EFFECT OF LIQUIDITY MANAGEMENT ON FINANCIAL PERFORMANCE OF LISTED DEPOSIT MONEY BANKS IN NIGERIA
Keywords:
Liquidity, Management, Ratio, Deposit, PerformanceAbstract
The hitches of inefficiency in the management of banks liquidity in Nigeria became obvious in the banking system. Despite the prudential guidelines by the Central Bank of Nigeria to rectify and stabilize the banks performance challenges that was predominant in the economy, yet the banks still face liquidation. However, the study examined the effect of liquidity management on the financial performance of quoted Deposit Money Banks (DMBs) in Nigeria. Specifically, the study sought to determine the effect of current ratio, operating cost ratio and capital adequacy ratio on return on assets of listed deposit money banks in Nigeria. Ex post Facto research design was adopted to carry out the research work. The study concentrated on the period from 2011 to 2020. The data was collected from the individual financial reports of the listed twelve (12) deposit money banks in Nigeria.
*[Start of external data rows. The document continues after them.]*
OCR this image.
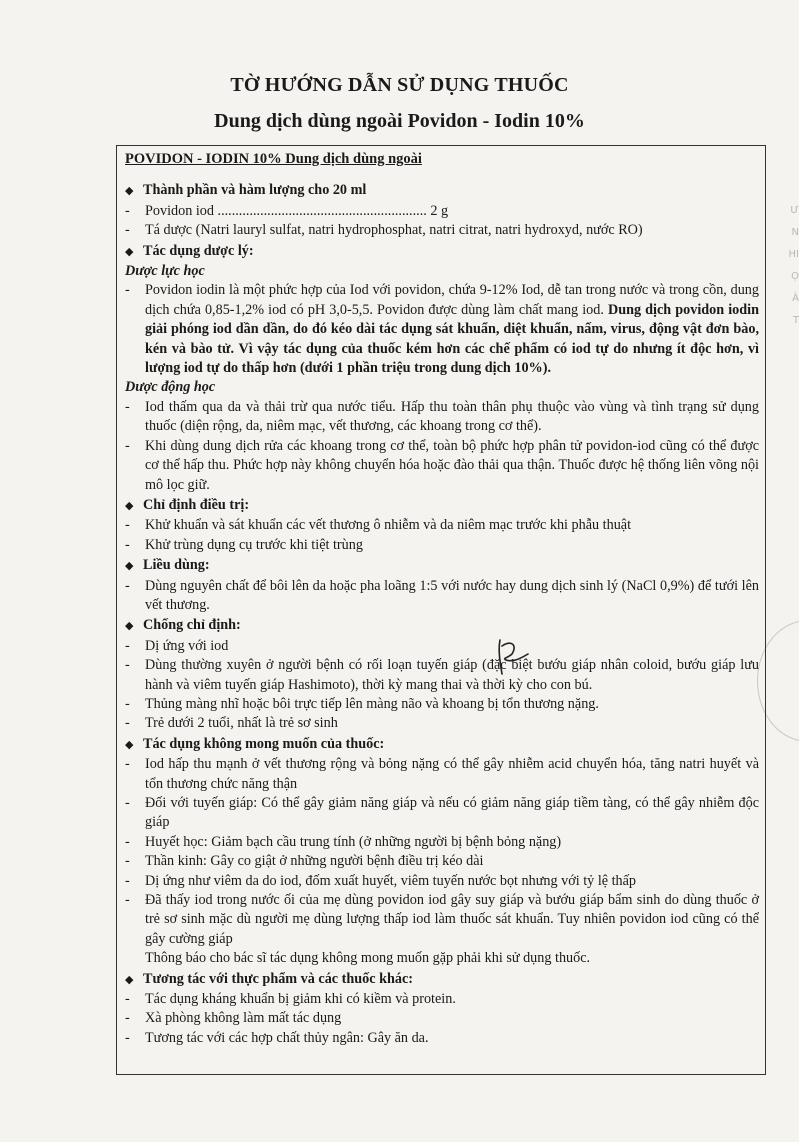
TỜ HƯỚNG DẪN SỬ DỤNG THUỐC
Dung dịch dùng ngoài Povidon - Iodin 10%
Ư
N
HI
Ọ
À
T
POVIDON - IODIN 10% Dung dịch dùng ngoài
◆ Thành phần và hàm lượng cho 20 ml
-	Povidon iod ........................................................... 2 g
-	Tá dược (Natri lauryl sulfat, natri hydrophosphat, natri citrat, natri hydroxyd, nước RO)
◆ Tác dụng dược lý:
Dược lực học
-	Povidon iodin là một phức hợp của Iod với povidon, chứa 9-12% Iod, dễ tan trong nước và trong cồn, dung dịch chứa 0,85-1,2% iod có pH 3,0-5,5. Povidon được dùng làm chất mang iod. Dung dịch povidon iodin giải phóng iod dần dần, do đó kéo dài tác dụng sát khuẩn, diệt khuẩn, nấm, virus, động vật đơn bào, kén và bào tử. Vì vậy tác dụng của thuốc kém hơn các chế phẩm có iod tự do nhưng ít độc hơn, vì lượng iod tự do thấp hơn (dưới 1 phần triệu trong dung dịch 10%).
Dược động học
-	Iod thấm qua da và thải trừ qua nước tiểu. Hấp thu toàn thân phụ thuộc vào vùng và tình trạng sử dụng thuốc (diện rộng, da, niêm mạc, vết thương, các khoang trong cơ thể).
-	Khi dùng dung dịch rửa các khoang trong cơ thể, toàn bộ phức hợp phân tử povidon-iod cũng có thể được cơ thể hấp thu. Phức hợp này không chuyển hóa hoặc đào thải qua thận. Thuốc được hệ thống liên võng nội mô lọc giữ.
◆ Chỉ định điều trị:
-	Khử khuẩn và sát khuẩn các vết thương ô nhiễm và da niêm mạc trước khi phẫu thuật
-	Khử trùng dụng cụ trước khi tiệt trùng
◆ Liều dùng:
-	Dùng nguyên chất để bôi lên da hoặc pha loãng 1:5 với nước hay dung dịch sinh lý (NaCl 0,9%) để tưới lên vết thương.
◆ Chống chỉ định:
-	Dị ứng với iod
-	Dùng thường xuyên ở người bệnh có rối loạn tuyến giáp (đặc biệt bướu giáp nhân coloid, bướu giáp lưu hành và viêm tuyến giáp Hashimoto), thời kỳ mang thai và thời kỳ cho con bú.
-	Thủng màng nhĩ hoặc bôi trực tiếp lên màng não và khoang bị tổn thương nặng.
-	Trẻ dưới 2 tuổi, nhất là trẻ sơ sinh
◆ Tác dụng không mong muốn của thuốc:
-	Iod hấp thu mạnh ở vết thương rộng và bỏng nặng có thể gây nhiễm acid chuyển hóa, tăng natri huyết và tổn thương chức năng thận
-	Đối với tuyến giáp: Có thể gây giảm năng giáp và nếu có giảm năng giáp tiềm tàng, có thể gây nhiễm độc giáp
-	Huyết học: Giảm bạch cầu trung tính (ở những người bị bệnh bỏng nặng)
-	Thần kinh: Gây co giật ở những người bệnh điều trị kéo dài
-	Dị ứng như viêm da do iod, đốm xuất huyết, viêm tuyến nước bọt nhưng với tỷ lệ thấp
-	Đã thấy iod trong nước ối của mẹ dùng povidon iod gây suy giáp và bướu giáp bẩm sinh do dùng thuốc ở trẻ sơ sinh mặc dù người mẹ dùng lượng thấp iod làm thuốc sát khuẩn. Tuy nhiên povidon iod cũng có thể gây cường giáp
Thông báo cho bác sĩ tác dụng không mong muốn gặp phải khi sử dụng thuốc.
◆ Tương tác với thực phẩm và các thuốc khác:
-	Tác dụng kháng khuẩn bị giảm khi có kiềm và protein.
-	Xà phòng không làm mất tác dụng
-	Tương tác với các hợp chất thủy ngân: Gây ăn da.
With the aid of ordinary least square regression analysis, the panel data was analyzed and the result shows that operating cost ratio and capital adequacy ratio had a positive significant effect on return on assets. while current ratio had a negative insignificant effect on return on assets. The study recommended that managers of DMBs should manage their current ratio in order to prevent the banks from folding up, by keeping too much of cash idle. Also, due to the significant effect of operating cost ratio, the study recommends that managers of DMBs should increase the operating cost order to meet daily obligations with loans recovery and asset managements. Finally, the study recommends that DMBs should maintain their capital adequacy in order to reduce credit risk and ensure that they are protected against non-performing loan. Therefore, good capital adequacy, on the other hand, lead to lower poor credit in banks and hence greater profitability.